猿神は、人間が生きものを料理して食べるみたいに生贄を自ら調理して食べようとする。包丁と箸とを持って人間をほじくったり、つついたり、さばいたり、酢に漬けたり。そんなことをするのは、もはやただの猿ではない。
生贄を裸にして差し出すのも、きっと神様が料理しやすいようにとの配慮からだろう(魚や鶏肉が裸で売られているみたいに)。せっせと調理に勤しむ猿には、やはり神としての残影がある(料理人としての面影もちょっとある)。
この物語を読んでいると、腹の内側の、なにか根源的なものが揺さぶられるのを感じる。
人間が喰われていく様子が、魚や獣たちの痛みや苦悩と重なるからだろう。しかも生贄にされるのは、脂肪と脂がたっぷりのった肉の塊でなくてはいけないのだ。
これらの物語が仏教説話集に収められた一篇であることを考えれば、肉食への禁忌が生贄譚という語りのなかで問われていると考えることもできる。
件の僧は、猿神を縛りつけたあとで神殿に火をつけて燃やしている。この火も、料理をイメージさせる。神が人を料理して喰らう姿は、人が生きものを喰らう姿の写し鏡なのかもしれない。
おわりに
旅の僧は結婚して太った。
しかも美味しいものと珍味をたらふく食べて、肥え太った。それも、ただ太ったのではない。僧には、妻との幸せな時間を差し出してもありあまるほどの不幸が用意されていたのだ。
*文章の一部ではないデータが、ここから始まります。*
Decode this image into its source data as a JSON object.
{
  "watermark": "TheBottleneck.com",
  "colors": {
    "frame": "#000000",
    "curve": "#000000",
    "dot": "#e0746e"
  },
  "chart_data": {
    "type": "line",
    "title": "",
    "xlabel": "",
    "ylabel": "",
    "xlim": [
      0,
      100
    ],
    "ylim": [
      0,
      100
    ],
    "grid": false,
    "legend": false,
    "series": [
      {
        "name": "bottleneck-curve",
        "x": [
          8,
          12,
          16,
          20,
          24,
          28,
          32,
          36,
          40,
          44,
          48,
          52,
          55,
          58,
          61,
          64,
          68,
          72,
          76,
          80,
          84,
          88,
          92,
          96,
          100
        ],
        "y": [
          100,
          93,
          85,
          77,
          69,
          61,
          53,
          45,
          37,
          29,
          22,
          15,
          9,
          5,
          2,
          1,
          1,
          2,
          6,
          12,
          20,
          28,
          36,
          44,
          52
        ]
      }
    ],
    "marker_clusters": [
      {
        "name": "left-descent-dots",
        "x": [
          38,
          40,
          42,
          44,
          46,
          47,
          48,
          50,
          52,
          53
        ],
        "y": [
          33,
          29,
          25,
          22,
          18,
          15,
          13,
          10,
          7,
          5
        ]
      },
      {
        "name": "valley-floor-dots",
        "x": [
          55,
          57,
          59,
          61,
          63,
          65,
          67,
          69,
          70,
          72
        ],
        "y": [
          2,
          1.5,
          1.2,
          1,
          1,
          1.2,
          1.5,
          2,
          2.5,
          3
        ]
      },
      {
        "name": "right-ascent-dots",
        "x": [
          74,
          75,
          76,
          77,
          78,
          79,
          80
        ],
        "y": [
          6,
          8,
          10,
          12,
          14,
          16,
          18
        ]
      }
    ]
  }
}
寝て食べて契って、もはや修行僧の暮らしではないが、人間としては夢のような生きかたではある。
しかしどれほど怠惰な暮らしを送っていても、心までは怠けていなかった。さすが修行僧というべきか。あるいは美しい妻と一緒になって、心根も逞しくなったのかも。なんにせよ、生きものの食い意地というのは、人間でも神でも獣でも恐ろしいものである。